Women were (and are) the frequent transmitters of anonymous and communal oral tales. And I was struck by the way in which the workshop was framed by papers that addressed the dialectic of female authorship and anonymity. Simon Gaunt (French, KCL) began the workshop with a paper entitled ‘What’s in a Name’, critically reviewing how modern scholars have been lured into searching for Marie de France’s authorial identity. In a famous essay, Sandra Gilbert and Susan Gubar revised Harold Bloom’s ‘Anxiety of Influence’ (that Oedipal battle between men keen to displace the authorial ‘father’) and came up with the ‘Anxiety of Authorship’, the anxiety of women who dared enter the masculine literary terrain and aspire to be ‘authors’. Whatever anxiety Marie de France may have experienced, it seems that her modern readers have been motivated by anxiety over her anonymity.

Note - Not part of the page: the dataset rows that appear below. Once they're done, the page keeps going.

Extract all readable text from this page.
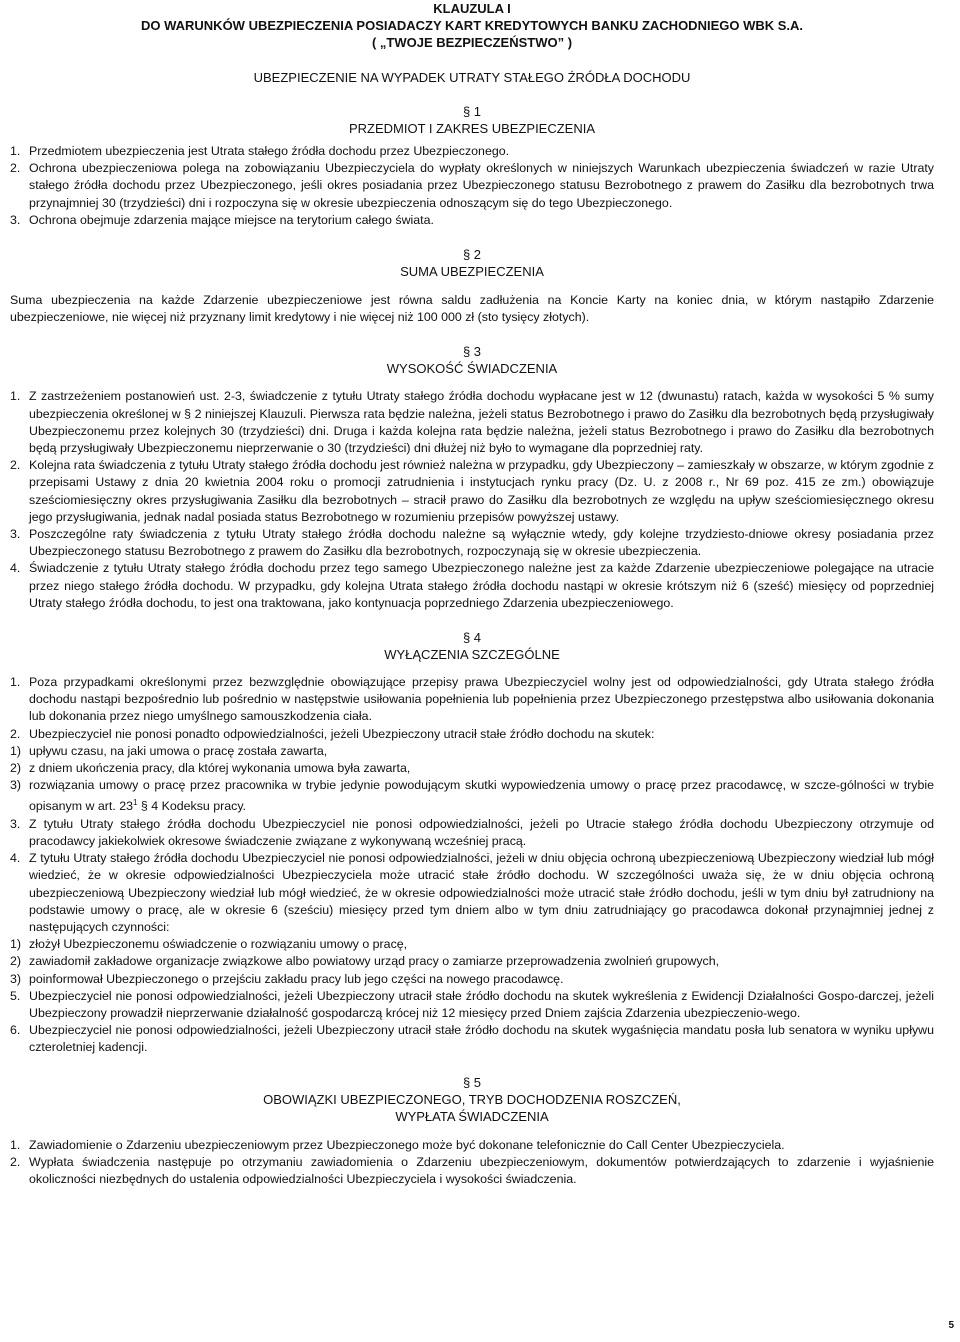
KLAUZULA I
DO WARUNKÓW UBEZPIECZENIA POSIADACZY KART KREDYTOWYCH BANKU ZACHODNIEGO WBK S.A.
( „TWOJE BEZPIECZEŃSTWO” )
UBEZPIECZENIE NA WYPADEK UTRATY STAŁEGO ŹRÓDŁA DOCHODU
§ 1
PRZEDMIOT I ZAKRES UBEZPIECZENIA
1. Przedmiotem ubezpieczenia jest Utrata stałego źródła dochodu przez Ubezpieczonego.
2. Ochrona ubezpieczeniowa polega na zobowiązaniu Ubezpieczyciela do wypłaty określonych w niniejszych Warunkach ubezpieczenia świadczeń w razie Utraty stałego źródła dochodu przez Ubezpieczonego, jeśli okres posiadania przez Ubezpieczonego statusu Bezrobotnego z prawem do Zasiłku dla bezrobotnych trwa przynajmniej 30 (trzydzieści) dni i rozpoczyna się w okresie ubezpieczenia odnoszącym się do tego Ubezpieczonego.
3. Ochrona obejmuje zdarzenia mające miejsce na terytorium całego świata.
§ 2
SUMA UBEZPIECZENIA
Suma ubezpieczenia na każde Zdarzenie ubezpieczeniowe jest równa saldu zadłużenia na Koncie Karty na koniec dnia, w którym nastąpiło Zdarzenie ubezpieczeniowe, nie więcej niż przyznany limit kredytowy i nie więcej niż 100 000 zł (sto tysięcy złotych).
§ 3
WYSOKOŚĆ ŚWIADCZENIA
1. Z zastrzeżeniem postanowień ust. 2-3, świadczenie z tytułu Utraty stałego źródła dochodu wypłacane jest w 12 (dwunastu) ratach, każda w wysokości 5 % sumy ubezpieczenia określonej w § 2 niniejszej Klauzuli. Pierwsza rata będzie należna, jeżeli status Bezrobotnego i prawo do Zasiłku dla bezrobotnych będą przysługiwały Ubezpieczonemu przez kolejnych 30 (trzydzieści) dni. Druga i każda kolejna rata będzie należna, jeżeli status Bezrobotnego i prawo do Zasiłku dla bezrobotnych będą przysługiwały Ubezpieczonemu nieprzerwanie o 30 (trzydzieści) dni dłużej niż było to wymagane dla poprzedniej raty.
2. Kolejna rata świadczenia z tytułu Utraty stałego źródła dochodu jest również należna w przypadku, gdy Ubezpieczony – zamieszkały w obszarze, w którym zgodnie z przepisami Ustawy z dnia 20 kwietnia 2004 roku o promocji zatrudnienia i instytucjach rynku pracy (Dz. U. z 2008 r., Nr 69 poz. 415 ze zm.) obowiązuje sześciomiesięczny okres przysługiwania Zasiłku dla bezrobotnych – stracił prawo do Zasiłku dla bezrobotnych ze względu na upływ sześciomiesięcznego okresu jego przysługiwania, jednak nadal posiada status Bezrobotnego w rozumieniu przepisów powyższej ustawy.
3. Poszczególne raty świadczenia z tytułu Utraty stałego źródła dochodu należne są wyłącznie wtedy, gdy kolejne trzydziesto-dniowe okresy posiadania przez Ubezpieczonego statusu Bezrobotnego z prawem do Zasiłku dla bezrobotnych, rozpoczynają się w okresie ubezpieczenia.
4. Świadczenie z tytułu Utraty stałego źródła dochodu przez tego samego Ubezpieczonego należne jest za każde Zdarzenie ubezpieczeniowe polegające na utracie przez niego stałego źródła dochodu. W przypadku, gdy kolejna Utrata stałego źródła dochodu nastąpi w okresie krótszym niż 6 (sześć) miesięcy od poprzedniej Utraty stałego źródła dochodu, to jest ona traktowana, jako kontynuacja poprzedniego Zdarzenia ubezpieczeniowego.
§ 4
WYŁĄCZENIA SZCZEGÓLNE
1. Poza przypadkami określonymi przez bezwzględnie obowiązujące przepisy prawa Ubezpieczyciel wolny jest od odpowiedzialności, gdy Utrata stałego źródła dochodu nastąpi bezpośrednio lub pośrednio w następstwie usiłowania popełnienia lub popełnienia przez Ubezpieczonego przestępstwa albo usiłowania dokonania lub dokonania przez niego umyślnego samouszkodzenia ciała.
2. Ubezpieczyciel nie ponosi ponadto odpowiedzialności, jeżeli Ubezpieczony utracił stałe źródło dochodu na skutek:
1) upływu czasu, na jaki umowa o pracę została zawarta,
2) z dniem ukończenia pracy, dla której wykonania umowa była zawarta,
3) rozwiązania umowy o pracę przez pracownika w trybie jedynie powodującym skutki wypowiedzenia umowy o pracę przez pracodawcę, w szcze-gólności w trybie opisanym w art. $23^1$ § 4 Kodeksu pracy.
3. Z tytułu Utraty stałego źródła dochodu Ubezpieczyciel nie ponosi odpowiedzialności, jeżeli po Utracie stałego źródła dochodu Ubezpieczony otrzymuje od pracodawcy jakiekolwiek okresowe świadczenie związane z wykonywaną wcześniej pracą.
4. Z tytułu Utraty stałego źródła dochodu Ubezpieczyciel nie ponosi odpowiedzialności, jeżeli w dniu objęcia ochroną ubezpieczeniową Ubezpieczony wiedział lub mógł wiedzieć, że w okresie odpowiedzialności Ubezpieczyciela może utracić stałe źródło dochodu. W szczególności uważa się, że w dniu objęcia ochroną ubezpieczeniową Ubezpieczony wiedział lub mógł wiedzieć, że w okresie odpowiedzialności może utracić stałe źródło dochodu, jeśli w tym dniu był zatrudniony na podstawie umowy o pracę, ale w okresie 6 (sześciu) miesięcy przed tym dniem albo w tym dniu zatrudniający go pracodawca dokonał przynajmniej jednej z następujących czynności:
1) złożył Ubezpieczonemu oświadczenie o rozwiązaniu umowy o pracę,
2) zawiadomił zakładowe organizacje związkowe albo powiatowy urząd pracy o zamiarze przeprowadzenia zwolnień grupowych,
3) poinformował Ubezpieczonego o przejściu zakładu pracy lub jego części na nowego pracodawcę.
5. Ubezpieczyciel nie ponosi odpowiedzialności, jeżeli Ubezpieczony utracił stałe źródło dochodu na skutek wykreślenia z Ewidencji Działalności Gospo-darczej, jeżeli Ubezpieczony prowadził nieprzerwanie działalność gospodarczą krócej niż 12 miesięcy przed Dniem zajścia Zdarzenia ubezpieczenio-wego.
6. Ubezpieczyciel nie ponosi odpowiedzialności, jeżeli Ubezpieczony utracił stałe źródło dochodu na skutek wygaśnięcia mandatu posła lub senatora w wyniku upływu czteroletniej kadencji.
§ 5
OBOWIĄZKI UBEZPIECZONEGO, TRYB DOCHODZENIA ROSZCZEŃ,
WYPŁATA ŚWIADCZENIA
1. Zawiadomienie o Zdarzeniu ubezpieczeniowym przez Ubezpieczonego może być dokonane telefonicznie do Call Center Ubezpieczyciela.
2. Wypłata świadczenia następuje po otrzymaniu zawiadomienia o Zdarzeniu ubezpieczeniowym, dokumentów potwierdzających to zdarzenie i wyjaśnienie okoliczności niezbędnych do ustalenia odpowiedzialności Ubezpieczyciela i wysokości świadczenia.
5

Towards the end of the workshop, Clare Lees and Josh Davies (English, KCL) co-presented a paper that brought Old English anonymity into dialogue with Virginia’s Woolf’s 1940 essay, ‘Anon’. ‘Anon’, wrote Woolf, ‘is sometimes man; sometimes woman’. And she went on to describe anonymity in terms that resonated with much of the earlier workshop discussions:
Anonymity was a great possession. It gave the early writing an impersonality, a generality. It gave us the ballads; it gave us the songs. It allowed us to know nothing of the writer: and so to concentrate on upon his song. Anon had great privileges. He was not responsible. He was not self conscious. He is not self conscious. He can borrow. He can repeat. He can say what everyone feels. No one tries to stamp his own name, to discover his own experience, in his work. He keeps at a distance from the present moment. […] He used the outsider’s privilege to mock the solemn, to comment upon the established.

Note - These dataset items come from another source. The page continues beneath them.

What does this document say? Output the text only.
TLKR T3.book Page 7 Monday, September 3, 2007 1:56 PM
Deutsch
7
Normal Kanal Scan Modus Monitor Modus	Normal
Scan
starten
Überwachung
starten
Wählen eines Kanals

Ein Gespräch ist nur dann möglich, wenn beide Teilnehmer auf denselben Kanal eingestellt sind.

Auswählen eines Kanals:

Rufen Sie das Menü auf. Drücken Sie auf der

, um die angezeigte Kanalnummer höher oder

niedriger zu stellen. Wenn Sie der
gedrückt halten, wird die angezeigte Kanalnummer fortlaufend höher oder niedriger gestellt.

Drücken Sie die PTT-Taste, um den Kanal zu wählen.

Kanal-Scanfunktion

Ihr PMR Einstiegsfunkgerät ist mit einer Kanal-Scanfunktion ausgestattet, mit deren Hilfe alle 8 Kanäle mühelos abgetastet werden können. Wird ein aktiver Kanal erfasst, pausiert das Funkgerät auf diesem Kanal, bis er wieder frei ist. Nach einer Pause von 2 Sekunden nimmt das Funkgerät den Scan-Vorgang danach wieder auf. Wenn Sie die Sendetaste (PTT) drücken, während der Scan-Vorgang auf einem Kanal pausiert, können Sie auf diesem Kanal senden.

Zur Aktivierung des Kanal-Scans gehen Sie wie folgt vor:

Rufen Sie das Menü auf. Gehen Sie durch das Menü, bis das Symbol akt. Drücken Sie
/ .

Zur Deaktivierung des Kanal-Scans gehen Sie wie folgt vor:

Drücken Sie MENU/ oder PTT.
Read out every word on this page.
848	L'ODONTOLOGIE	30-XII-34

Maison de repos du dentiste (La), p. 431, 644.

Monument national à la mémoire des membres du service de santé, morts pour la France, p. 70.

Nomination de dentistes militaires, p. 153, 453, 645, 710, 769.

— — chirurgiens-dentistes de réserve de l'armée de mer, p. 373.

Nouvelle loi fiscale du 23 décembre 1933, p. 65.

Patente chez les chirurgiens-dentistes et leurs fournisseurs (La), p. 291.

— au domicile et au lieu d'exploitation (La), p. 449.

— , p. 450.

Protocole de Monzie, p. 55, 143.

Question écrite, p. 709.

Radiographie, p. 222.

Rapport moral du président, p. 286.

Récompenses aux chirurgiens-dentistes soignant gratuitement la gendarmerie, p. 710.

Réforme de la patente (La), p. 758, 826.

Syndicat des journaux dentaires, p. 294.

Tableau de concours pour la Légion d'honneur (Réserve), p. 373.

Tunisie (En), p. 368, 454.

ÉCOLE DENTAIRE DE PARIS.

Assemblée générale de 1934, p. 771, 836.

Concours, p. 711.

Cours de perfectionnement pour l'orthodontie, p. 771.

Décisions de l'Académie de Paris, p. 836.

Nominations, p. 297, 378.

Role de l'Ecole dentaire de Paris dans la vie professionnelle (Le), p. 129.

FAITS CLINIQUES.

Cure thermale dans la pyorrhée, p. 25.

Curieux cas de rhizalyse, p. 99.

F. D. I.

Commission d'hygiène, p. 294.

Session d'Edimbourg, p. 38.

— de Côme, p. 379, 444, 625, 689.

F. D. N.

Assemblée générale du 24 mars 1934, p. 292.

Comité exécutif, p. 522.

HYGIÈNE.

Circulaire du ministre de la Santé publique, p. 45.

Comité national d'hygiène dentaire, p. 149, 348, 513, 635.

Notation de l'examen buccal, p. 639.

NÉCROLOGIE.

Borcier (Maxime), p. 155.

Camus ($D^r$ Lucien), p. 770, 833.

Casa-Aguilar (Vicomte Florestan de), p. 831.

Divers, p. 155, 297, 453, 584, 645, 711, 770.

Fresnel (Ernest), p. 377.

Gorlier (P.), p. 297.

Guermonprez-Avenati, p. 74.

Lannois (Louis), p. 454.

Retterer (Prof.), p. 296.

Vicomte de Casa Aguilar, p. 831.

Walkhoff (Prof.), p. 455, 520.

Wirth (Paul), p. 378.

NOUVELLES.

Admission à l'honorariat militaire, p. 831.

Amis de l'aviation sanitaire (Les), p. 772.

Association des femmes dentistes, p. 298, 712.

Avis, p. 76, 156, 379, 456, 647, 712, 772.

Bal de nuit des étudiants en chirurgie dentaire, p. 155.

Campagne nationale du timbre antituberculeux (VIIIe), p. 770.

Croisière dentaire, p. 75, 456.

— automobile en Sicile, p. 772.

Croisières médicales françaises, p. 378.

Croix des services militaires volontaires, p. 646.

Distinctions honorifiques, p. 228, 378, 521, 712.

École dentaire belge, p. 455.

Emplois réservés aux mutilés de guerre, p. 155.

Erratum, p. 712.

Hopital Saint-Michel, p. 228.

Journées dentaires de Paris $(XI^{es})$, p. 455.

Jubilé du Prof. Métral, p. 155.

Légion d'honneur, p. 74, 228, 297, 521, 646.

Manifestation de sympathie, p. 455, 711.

I would qualify the idea that Anon ‘keeps at a distance from the present moment’: anonymous songs and ballads are inhabited by those who recite them, and anonymity (as Woolf herself declared) allows us to ‘concentrate on his song’. However, this quibble does not detract from her fundamental insight, summarised by Andrew James Johnston: ‘anonymity does not preclude subjectivity’. After this workshop, finding the agency of words uttered by deliberately or accidentally nameless speakers, writers, listeners and readers—as well as (of course) the agency of nameless mediators, scribes, minstrels, copy-editors, editors, printers—is now firmly on the agenda.